Становилось холоднее. Они поужинали бисквитами и ягодами, глядя на огонь и думая каждый о своем, потом раскидали костер и улеглись. Желая оставить за собой последнее слово, отец Стоун сказал, глядя на дотлевающие угли:

— На Марсе нет ни Адама, ни Евы, ни новых грехов. Возможно, марсиане живут уже в царстве Божьей благодати. Тогда нам волейневолей придется вернуться в город и спасти души землян.

Отец Перигрин помолился в душе своей за отца Стоуна, который сделался так мелочен и неразумен.

— Согласен, отец Стоун, но ведь марсиане убили нескольких первопоселенцев. Это грешно. Но здесь должны быть и новые грехи, и марсианский Адам, и марсианская Ева, которые не сохранили образ божий и скатились во грех.

Отец Стоун притворился спящим.

Отец Перигрин никак не мог заснуть.

Конечно, они не имели права бросить марсиан на произвол судьбы. Но разве нельзя преступить совесть и вернуться в людские города, что погрязли в грехах, где столько алчущих глоток и белотелых женщин с горящими глазами, развлекающих одиноких рабочих на ложе порока? Разве не там истинное место священника? Может быть, этот поход в горы — всего лишь его каприз? Думал ли он при этом о пользе Церкви Христовой или лишь об утолении своего ненасытного любопытства? Эти голубые шары — каким лихорадочным огнем пылают они в его душе! Какая же это непосильная миссия — отыскать душу под личиной человека в нечеловеческом образе. Неужели он столь возгордился, что счел себя в силах, пусть даже лишь в душе своей, обратить на путь истинный все пламенные сферы, обитающие на этом огромном холмистом бильярдном столе? Вот он, грех гордыни! Вот цена дел твоих! Но ведь эти греховные гордыни мысли родила Любовь: он так любил Бога и был так счастлив этим, что хотел одарить этим счастьем и всех остальных.
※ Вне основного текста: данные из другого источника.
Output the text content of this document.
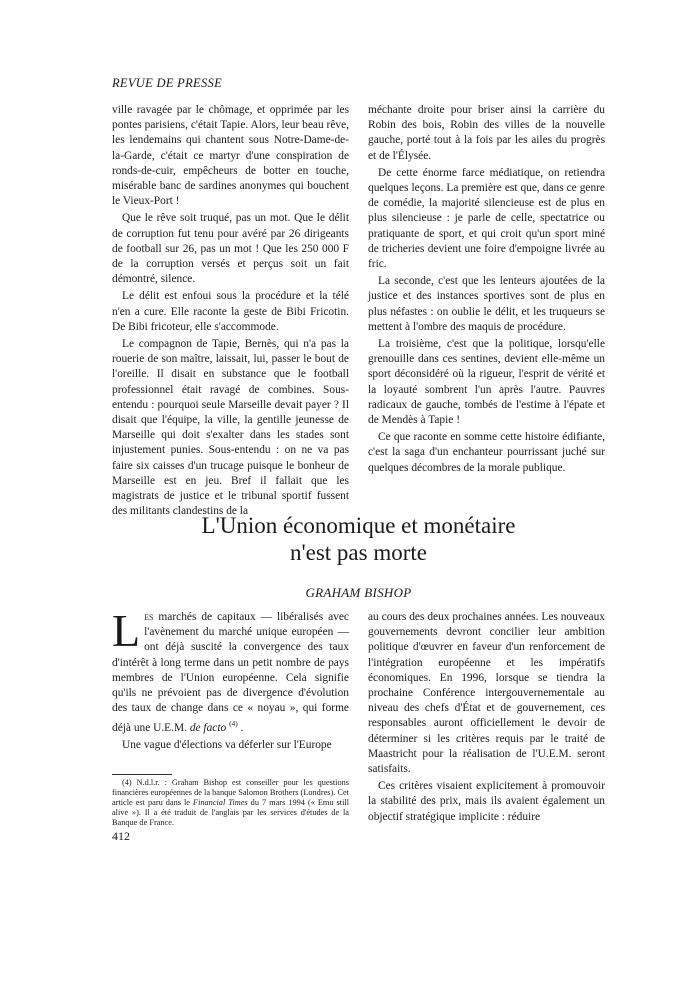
REVUE DE PRESSE

ville ravagée par le chômage, et opprimée par les pontes parisiens, c'était Tapie. Alors, leur beau rêve, les lendemains qui chantent sous Notre-Dame-de-la-Garde, c'était ce martyr d'une conspiration de ronds-de-cuir, empêcheurs de botter en touche, misérable banc de sardines anonymes qui bouchent le Vieux-Port !

Que le rêve soit truqué, pas un mot. Que le délit de corruption fut tenu pour avéré par 26 dirigeants de football sur 26, pas un mot ! Que les 250 000 F de la corruption versés et perçus soit un fait démontré, silence.

Le délit est enfoui sous la procédure et la télé n'en a cure. Elle raconte la geste de Bibi Fricotin. De Bibi fricoteur, elle s'accommode.

Le compagnon de Tapie, Bernès, qui n'a pas la rouerie de son maître, laissait, lui, passer le bout de l'oreille. Il disait en substance que le football professionnel était ravagé de combines. Sous-entendu : pourquoi seule Marseille devait payer ? Il disait que l'équipe, la ville, la gentille jeunesse de Marseille qui doit s'exalter dans les stades sont injustement punies. Sous-entendu : on ne va pas faire six caisses d'un trucage puisque le bonheur de Marseille est en jeu. Bref il fallait que les magistrats de justice et le tribunal sportif fussent des militants clandestins de la

méchante droite pour briser ainsi la carrière du Robin des bois, Robin des villes de la nouvelle gauche, porté tout à la fois par les ailes du progrès et de l'Élysée.

De cette énorme farce médiatique, on retiendra quelques leçons. La première est que, dans ce genre de comédie, la majorité silencieuse est de plus en plus silencieuse : je parle de celle, spectatrice ou pratiquante de sport, et qui croit qu'un sport miné de tricheries devient une foire d'empoigne livrée au fric.

La seconde, c'est que les lenteurs ajoutées de la justice et des instances sportives sont de plus en plus néfastes : on oublie le délit, et les truqueurs se mettent à l'ombre des maquis de procédure.

La troisième, c'est que la politique, lorsqu'elle grenouille dans ces sentines, devient elle-même un sport déconsidéré où la rigueur, l'esprit de vérité et la loyauté sombrent l'un après l'autre. Pauvres radicaux de gauche, tombés de l'estime à l'épate et de Mendès à Tapie !

Ce que raconte en somme cette histoire édifiante, c'est la saga d'un enchanteur pourrissant juché sur quelques décombres de la morale publique.

L'Union économique et monétaire
n'est pas morte
GRAHAM BISHOP

Les marchés de capitaux — libéralisés avec l'avènement du marché unique européen — ont déjà suscité la convergence des taux d'intérêt à long terme dans un petit nombre de pays membres de l'Union européenne. Cela signifie qu'ils ne prévoient pas de divergence d'évolution des taux de change dans ce « noyau », qui forme déjà une U.E.M. de facto $^{(4)}$ .

Une vague d'élections va déferler sur l'Europe

au cours des deux prochaines années. Les nouveaux gouvernements devront concilier leur ambition politique d'œuvrer en faveur d'un renforcement de l'intégration européenne et les impératifs économiques. En 1996, lorsque se tiendra la prochaine Conférence intergouvernementale au niveau des chefs d'État et de gouvernement, ces responsables auront officiellement le devoir de déterminer si les critères requis par le traité de Maastricht pour la réalisation de l'U.E.M. seront satisfaits.

Ces critères visaient explicitement à promouvoir la stabilité des prix, mais ils avaient également un objectif stratégique implicite : réduire

(4) N.d.l.r. : Graham Bishop est conseiller pour les questions financières européennes de la banque Salomon Brothers (Londres). Cet article est paru dans le Financial Times du 7 mars 1994 (« Emu still alive »). Il a été traduit de l'anglais par les services d'études de la Banque de France.
412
Уже засыпая, он снова ощутил голубое пламя, словно огромные ангелы слетелись тихо и напевали ему в его беспокойном сне.

Они сияли в небе и ранним утром, когда отец Перигрин проснулся.

Отец Стоун тихо спал, свернувшись в тугой клубок, а отец Перигрин, заметив марсиан, не отводил от них взгляда. Он знал, что они человечны, но это предстояло доказать, иначе епископ отстранит его и освободит дорогу более способному.
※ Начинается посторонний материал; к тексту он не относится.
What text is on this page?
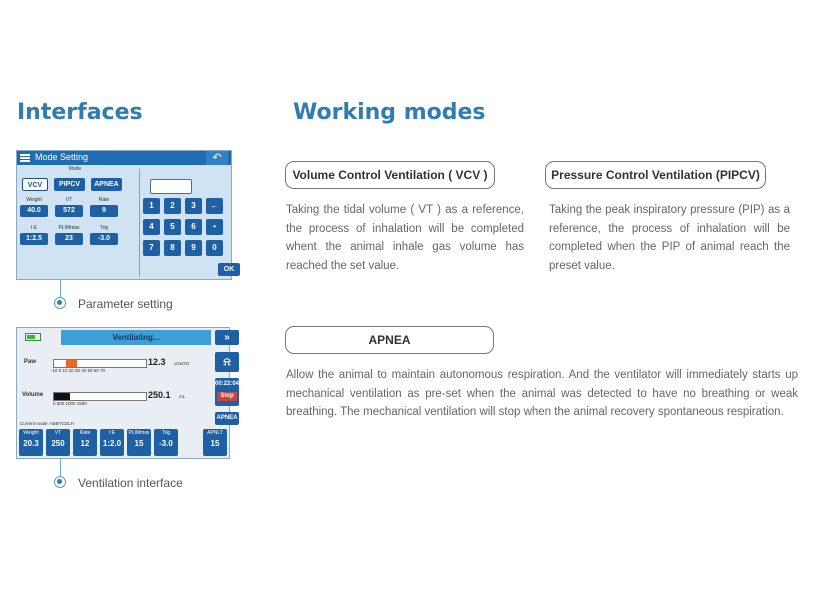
Interfaces	Working modes
Mode Setting	↶
Mode
VCV	PIPCV	APNEA
Weight	VT	Rate
40.0	572	9
I:E	PLIMmax	Trig
1:2.5	23	-3.0
1	2	3	←
4	5	6	•
7	8	9	0
OK
Parameter setting
Ventilating...	»
⍾
00:22:04
Stop
APNEA
Paw
-10 0 10 20 30 40 50 60 70
12.3 cmH2O
Volume
0 500 1000 1500
250.1 mL
Current mode: ABBYCDLH
Weight
20.3
VT
250
Rate
12
I:E
1:2.0
PLIMmax
15
Trig
-3.0
APNLT
15
Ventilation interface
Volume Control Ventilation ( VCV )
Taking the tidal volume ( VT ) as a reference, the process of inhalation will be completed whent the animal inhale gas volume has reached the set value.
Pressure Control Ventilation (PIPCV)
Taking the peak inspiratory pressure (PIP) as a reference, the process of inhalation will be completed when the PIP of animal reach the preset value.
APNEA
Allow the animal to maintain autonomous respiration. And the ventilator will immediately starts up mechanical ventilation as pre-set when the animal was detected to have no breathing or weak breathing. The mechanical ventilation will stop when the animal recovery spontaneous respiration.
Но как это докажешь, если они скрываются в высях небесного свода? Как приблизишься к ним и как вопросишь?

«Они спасли нас от обвала».

Отец Перигрин поднялся, прошелся меж камней и начал взбираться на ближайшую гору, пока не достиг крутого утеса футов двести высотой. Он остановился, перевел дух: от энергичного восхождения он задохнулся морозным воздухом.

«Если я упаду отсюда, то непременно разобьюсь…»

Он бросил вниз камешек. Секунду спустя донесся щелчок.

«…и Господь никогда не простит меня».

Он швырнул другой камешек.

«Но это не будет самоубийством, ведь я делаю это во имя Любви…»

Он поднял взгляд к голубым шарам.

«Но сначала — попытаюсь еще раз… Эй! Здравствуйте!»

Отзвуки заметались в скалах, догоняя друг друга, но голубые огни не шевельнулись.

Он звал их минут пять кряду… потом глянул вниз, на отца Стоуна, — тот спал как ни в чем не бывало.

«Я должен доказать… — Отец Перигрин встал на кромку утеса. — Я уже стар, мне не страшно. Бог, конечно, поймет, что я сделал это во славу Его имени».

Он глубоко вздохнул: вся жизнь проплыла у него перед глазами.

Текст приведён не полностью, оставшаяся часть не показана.